Principe de plaisir / principe de réalité si cher aux psy…
Fantasmes / réalité…

Voilà à quoi je pense en découvrant deux « infos » durant ce long week-end. Aucune n’est du domaine de l’information même si elle se prétend en partie comme telle. Il s’agit d’une pub ayant coûté 1,35 millions d’euros à l’Education Nationale, pub sensée représenter notre métier, le valoriser, et surtout inciter des jeunes à venir l’exercer. Ne sont-ils pas beaux ces nouveaux profs ? Quant au métier… Où sont les élèves ? Où sont les piles de copies/cahiers à corriger ? Pourquoi ne précise-t-on pas que le super ordi du jeune homme est payé par ses propres deniers ?

Dans le style pur foutage de gueule ou comment jeter l’argent du contribuable par les fenêtres, c’est parfait. Plus de 33 000 départs à la retraite l’année prochaine, seulement 17 000 recrutements dont une bonne quantité de vacataires ou contractuels payés avec un lance-pierres, sans sécurité de l’emploi etc. La réalité est loin du fantasme publicitaire…

Quant à la réalité, ajoutons-en une couche. Je viens de découvrir le blog de Princesse Soso, prof de collège en milieu défavorisé. Je vous conseille de le  lire pour comprendre pourquoi j’ai l’impression que le plus « beau métier du monde » est en train de devenir le plus « vieux métier du monde »… et c’est PAR ICI. Parents, votre enfant passe le brevet ? Pas de panique ! Lisez et profitez du week-end sans révision…

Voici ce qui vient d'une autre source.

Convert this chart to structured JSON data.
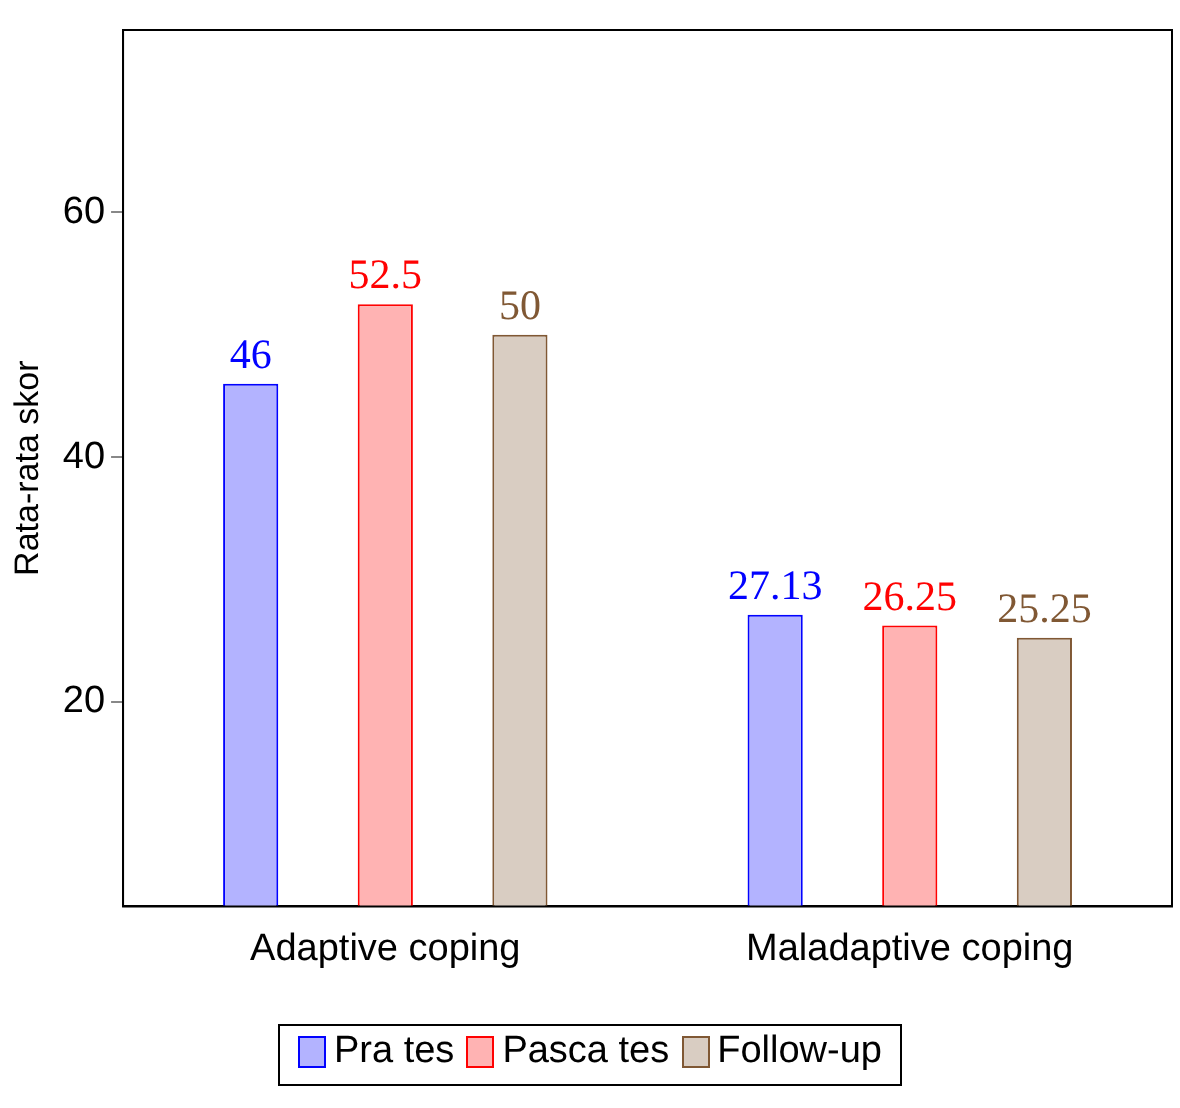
{
  "chart_data": {
    "type": "bar",
    "ylabel": "Rata-rata skor",
    "categories": [
      "Adaptive coping",
      "Maladaptive coping"
    ],
    "series": [
      {
        "name": "Pra tes",
        "color": "#b3b3ff",
        "values": [
          46,
          27.13
        ]
      },
      {
        "name": "Pasca tes",
        "color": "#ffb3b3",
        "values": [
          52.5,
          26.25
        ]
      },
      {
        "name": "Follow-up",
        "color": "#d9cdc2",
        "values": [
          50,
          25.25
        ]
      }
    ],
    "ylim": [
      3.3,
      74.9
    ],
    "yticks": [
      20,
      40,
      60
    ],
    "grid": false,
    "legend": "bottom",
    "data_labels": true
  }
}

Pour ma part, je fais le métier que j’ai toujours eu envie de faire et j’en suis encore heureuse même si la lassitude est de plus en plus présente. Je suis toujours consciente d’avoir trois grands privilèges :
– la sécurité de l’emploi (mais elle tend à disparaitre avec les nouvelles normes de recrutement)
– les vacances (soyons honnête : sans elles, on ne tiendrait pas le choc. Rappel : enseignant est la deuxième profession en terme de suicide après les policiers et loin devant France Telecom. Il est beaucoup plus difficile de se suicider avec un stylo rouge…)
– ne pas avoir un supérieur en permanence sur son dos (mais avoir entre 25 et 35 élèves + leurs parents qui sont de constants scrutateurs de mon travail)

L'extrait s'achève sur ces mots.